Commodities January 28, 2026

Citi Says Geopolitical Strains and Chinese Buying Could Keep Oil Prices Elevated

Bank warns that tensions, U.S. curbs on Russian purchases and persistent Chinese imports may sustain prices around $70 a barrel despite expectations of oversupply

By Ajmal Hussain
Citi Says Geopolitical Strains and Chinese Buying Could Keep Oil Prices Elevated

Citi warned that oil prices could remain high in the near term as geopolitical risks, tighter U.S. restrictions on Russian crude purchases and ongoing Chinese buying support markets. The bank cited outages in Kazakhstan, severe U.S. cold weather and Middle East tensions as factors keeping prices above $60, and said further escalation around Iran could raise a geopolitical premium by $3-$4 a barrel, underpinning a 0-3 month target of $70/bbl and a bullish scenario of $72/bbl.

Key Points

  • Citi's 0-3 month oil price target is $70 a barrel, with a bullish scenario at $72/bbl if geopolitical tensions rise.
  • Sectors affected include the global energy sector and commodity trading markets, as prices above $60/bbl influence producer revenues and trading flows.
  • Chinese inventory-driven imports and disruptions in Kazakhstan are supporting prices, impacting supply dynamics across refining and shipping sectors.

Citi said on Wednesday that factors beyond immediate supply forecasts may keep oil prices elevated, even as many market participants began the year anticipating a significant oversupply. In a note, the bank highlighted rising geopolitical risk, stricter U.S. limits on purchases of Russian oil and continued imports by China as forces that have sustained recent price strength.

The bank pointed specifically to production disruptions in Kazakhstan, unusually severe cold in parts of the United States, heightened tensions in the Middle East and a tightening of U.S. restrictions on Russian crude as contributors to prices remaining above $60 a barrel.

Oil moved higher on Wednesday to its strongest levels since late September amid renewed concern over Iran and additional support from a weaker U.S. dollar. In public comments, U.S. President Donald Trump urged Iran to negotiate on nuclear weapons or face an attack the U.S. said would be far worse. Tehran responded with a threat to strike back against the United States, Israel and those who support them.

Citi estimated that the prospect of Iran being attacked has added a geopolitical premium to oil of roughly $3 to $4 a barrel. The bank said any further escalation of tensions would push that premium even higher. Reflecting that dynamic, Citi set a 0-3 month price target of $70 a barrel and said its bullish price case of $72 per barrel would correspond to a scenario in which heightened geopolitical risk materializes.
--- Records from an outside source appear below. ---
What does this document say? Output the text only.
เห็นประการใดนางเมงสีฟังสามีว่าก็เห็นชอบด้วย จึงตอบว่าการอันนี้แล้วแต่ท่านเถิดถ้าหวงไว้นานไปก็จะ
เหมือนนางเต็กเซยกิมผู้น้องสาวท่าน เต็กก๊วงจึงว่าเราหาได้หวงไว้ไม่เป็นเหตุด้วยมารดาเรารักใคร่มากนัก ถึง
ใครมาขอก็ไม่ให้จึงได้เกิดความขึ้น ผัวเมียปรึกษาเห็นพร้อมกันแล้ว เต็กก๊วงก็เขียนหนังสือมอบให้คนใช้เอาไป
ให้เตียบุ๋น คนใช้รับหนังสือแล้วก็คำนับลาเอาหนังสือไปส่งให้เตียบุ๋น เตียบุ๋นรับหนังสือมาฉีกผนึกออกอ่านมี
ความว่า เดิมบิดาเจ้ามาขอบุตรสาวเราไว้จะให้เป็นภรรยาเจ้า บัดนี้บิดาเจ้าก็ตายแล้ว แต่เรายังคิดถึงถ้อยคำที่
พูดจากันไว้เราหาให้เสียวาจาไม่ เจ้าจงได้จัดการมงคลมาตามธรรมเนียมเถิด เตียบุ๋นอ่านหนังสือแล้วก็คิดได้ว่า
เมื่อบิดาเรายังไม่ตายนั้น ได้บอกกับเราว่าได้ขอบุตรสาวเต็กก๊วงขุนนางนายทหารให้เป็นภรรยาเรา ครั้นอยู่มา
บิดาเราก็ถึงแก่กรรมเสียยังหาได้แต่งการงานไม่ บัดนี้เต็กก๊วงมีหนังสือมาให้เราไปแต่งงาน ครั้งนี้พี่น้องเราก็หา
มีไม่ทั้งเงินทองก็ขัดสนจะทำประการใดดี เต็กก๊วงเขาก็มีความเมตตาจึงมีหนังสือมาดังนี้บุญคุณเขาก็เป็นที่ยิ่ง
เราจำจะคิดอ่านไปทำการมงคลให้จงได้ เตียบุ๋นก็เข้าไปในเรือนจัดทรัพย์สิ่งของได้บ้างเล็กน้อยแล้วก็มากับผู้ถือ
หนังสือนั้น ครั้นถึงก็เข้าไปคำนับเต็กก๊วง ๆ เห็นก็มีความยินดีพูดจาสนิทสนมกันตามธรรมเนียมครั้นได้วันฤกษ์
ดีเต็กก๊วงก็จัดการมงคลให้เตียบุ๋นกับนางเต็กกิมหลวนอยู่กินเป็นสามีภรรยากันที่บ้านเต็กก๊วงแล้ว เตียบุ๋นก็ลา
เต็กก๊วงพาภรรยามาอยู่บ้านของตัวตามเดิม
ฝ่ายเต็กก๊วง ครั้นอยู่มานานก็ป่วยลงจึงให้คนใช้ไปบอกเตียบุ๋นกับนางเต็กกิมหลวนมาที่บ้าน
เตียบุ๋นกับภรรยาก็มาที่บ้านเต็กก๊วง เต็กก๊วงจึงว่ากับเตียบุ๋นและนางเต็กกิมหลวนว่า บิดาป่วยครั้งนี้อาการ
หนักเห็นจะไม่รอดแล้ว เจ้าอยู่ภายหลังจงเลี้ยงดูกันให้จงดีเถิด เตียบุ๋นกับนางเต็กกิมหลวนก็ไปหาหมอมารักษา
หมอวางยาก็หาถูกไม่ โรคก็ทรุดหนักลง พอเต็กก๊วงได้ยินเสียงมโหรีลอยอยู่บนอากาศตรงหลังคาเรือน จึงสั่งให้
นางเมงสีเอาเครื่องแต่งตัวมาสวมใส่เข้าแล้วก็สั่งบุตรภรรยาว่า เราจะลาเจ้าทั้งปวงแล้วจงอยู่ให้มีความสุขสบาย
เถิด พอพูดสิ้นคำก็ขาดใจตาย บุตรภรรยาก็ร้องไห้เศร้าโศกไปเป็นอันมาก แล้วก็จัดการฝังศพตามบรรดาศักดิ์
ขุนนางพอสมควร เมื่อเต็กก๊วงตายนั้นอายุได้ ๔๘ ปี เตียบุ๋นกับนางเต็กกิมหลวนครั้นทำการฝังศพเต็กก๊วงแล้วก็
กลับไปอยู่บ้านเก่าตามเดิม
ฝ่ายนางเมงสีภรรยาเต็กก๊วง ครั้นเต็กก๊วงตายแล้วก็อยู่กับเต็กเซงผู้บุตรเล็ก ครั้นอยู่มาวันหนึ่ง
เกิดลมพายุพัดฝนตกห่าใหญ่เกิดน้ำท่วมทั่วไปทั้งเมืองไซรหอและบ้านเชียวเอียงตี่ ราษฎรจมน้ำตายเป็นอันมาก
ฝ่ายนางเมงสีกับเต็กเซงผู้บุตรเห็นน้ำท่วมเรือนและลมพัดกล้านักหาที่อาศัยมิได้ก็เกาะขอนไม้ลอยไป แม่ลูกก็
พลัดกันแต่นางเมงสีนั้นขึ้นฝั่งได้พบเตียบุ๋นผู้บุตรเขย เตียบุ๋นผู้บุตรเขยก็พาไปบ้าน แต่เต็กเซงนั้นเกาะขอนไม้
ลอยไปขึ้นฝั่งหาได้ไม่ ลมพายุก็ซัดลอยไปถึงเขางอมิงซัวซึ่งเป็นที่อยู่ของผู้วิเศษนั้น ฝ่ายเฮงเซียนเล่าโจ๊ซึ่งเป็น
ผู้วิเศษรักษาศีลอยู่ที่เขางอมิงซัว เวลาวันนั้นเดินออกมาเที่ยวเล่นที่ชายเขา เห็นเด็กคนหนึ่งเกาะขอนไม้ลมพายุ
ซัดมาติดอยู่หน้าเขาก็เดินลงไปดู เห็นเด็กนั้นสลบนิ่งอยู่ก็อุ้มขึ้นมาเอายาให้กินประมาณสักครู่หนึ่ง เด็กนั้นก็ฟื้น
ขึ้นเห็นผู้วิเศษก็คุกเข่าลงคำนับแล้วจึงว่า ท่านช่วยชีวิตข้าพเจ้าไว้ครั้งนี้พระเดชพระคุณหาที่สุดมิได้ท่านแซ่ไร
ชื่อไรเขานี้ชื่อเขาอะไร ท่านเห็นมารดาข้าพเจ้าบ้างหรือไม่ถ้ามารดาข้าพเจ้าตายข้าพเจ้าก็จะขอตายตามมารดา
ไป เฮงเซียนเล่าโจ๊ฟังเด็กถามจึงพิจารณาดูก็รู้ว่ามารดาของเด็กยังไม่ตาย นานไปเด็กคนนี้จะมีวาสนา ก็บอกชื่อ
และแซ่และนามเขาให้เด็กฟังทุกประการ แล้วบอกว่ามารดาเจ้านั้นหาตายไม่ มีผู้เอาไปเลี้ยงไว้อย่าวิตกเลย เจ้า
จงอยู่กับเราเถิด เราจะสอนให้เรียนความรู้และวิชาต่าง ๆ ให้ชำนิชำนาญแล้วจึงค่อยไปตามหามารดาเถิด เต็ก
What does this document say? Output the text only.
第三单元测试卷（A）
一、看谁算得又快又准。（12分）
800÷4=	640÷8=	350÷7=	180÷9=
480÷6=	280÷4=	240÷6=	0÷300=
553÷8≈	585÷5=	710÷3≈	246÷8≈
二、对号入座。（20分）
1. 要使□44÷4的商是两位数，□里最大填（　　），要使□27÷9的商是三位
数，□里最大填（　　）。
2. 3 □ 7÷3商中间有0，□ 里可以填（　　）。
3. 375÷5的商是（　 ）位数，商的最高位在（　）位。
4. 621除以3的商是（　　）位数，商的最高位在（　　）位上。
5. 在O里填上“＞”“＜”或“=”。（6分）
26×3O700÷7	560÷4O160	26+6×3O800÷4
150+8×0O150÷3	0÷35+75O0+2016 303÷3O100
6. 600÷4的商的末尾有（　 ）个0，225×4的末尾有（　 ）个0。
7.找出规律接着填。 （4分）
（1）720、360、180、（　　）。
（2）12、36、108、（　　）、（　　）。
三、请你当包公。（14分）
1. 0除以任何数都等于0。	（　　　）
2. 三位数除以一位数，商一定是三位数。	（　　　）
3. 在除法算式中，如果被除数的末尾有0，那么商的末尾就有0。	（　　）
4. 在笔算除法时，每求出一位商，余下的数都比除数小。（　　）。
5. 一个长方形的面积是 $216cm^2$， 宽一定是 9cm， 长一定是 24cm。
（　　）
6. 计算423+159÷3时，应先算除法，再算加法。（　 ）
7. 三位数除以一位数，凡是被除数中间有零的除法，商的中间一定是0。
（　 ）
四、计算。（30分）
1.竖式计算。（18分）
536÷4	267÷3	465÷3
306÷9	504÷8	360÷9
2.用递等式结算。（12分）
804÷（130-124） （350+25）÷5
Chinese purchasing activity was also singled out as a factor that may help explain oil's unexpected resilience. Citi noted ongoing inventory-driven imports by China and estimated that apparent crude stock builds averaged about 0.7 million barrels per day in 2025.

On the policy side, OPEC+ is expected to maintain a pause on output increases for March at a meeting on Sunday, according to the view conveyed by three OPEC+ delegates. Citi underscored that a continued pause and a drop in Kazakhstan's output have supported prices. The bank added that even if OPEC+ resumes production increases from April, the practical effect of tighter restrictions on purchases of Russian oil - including measures affecting India - could reduce the usable supply that would otherwise offset higher prices.


Key takeaways:

  • Citi projects a near-term price target of $70/bbl and a bullish case at $72/bbl if geopolitical tensions intensify.
  • Geopolitical premium tied to Iran risks is estimated at about $3-$4 per barrel.
  • Supply disruptions, strong Chinese buying and policy limits on Russian crude are cited as primary price supports.

Risks

  • Further geopolitical escalation, notably around Iran, which Citi says could raise the oil price premium by $3-$4 a barrel - affecting energy markets and trader risk sentiment.
  • Tighter U.S. restrictions on Russian oil purchases, which could constrain effective supply and influence refining feedstock availability and regional trade flows.
  • Supply outages such as those in Kazakhstan and severe U.S. cold weather, which can tighten near-term availability and disrupt logistics for energy and related industries.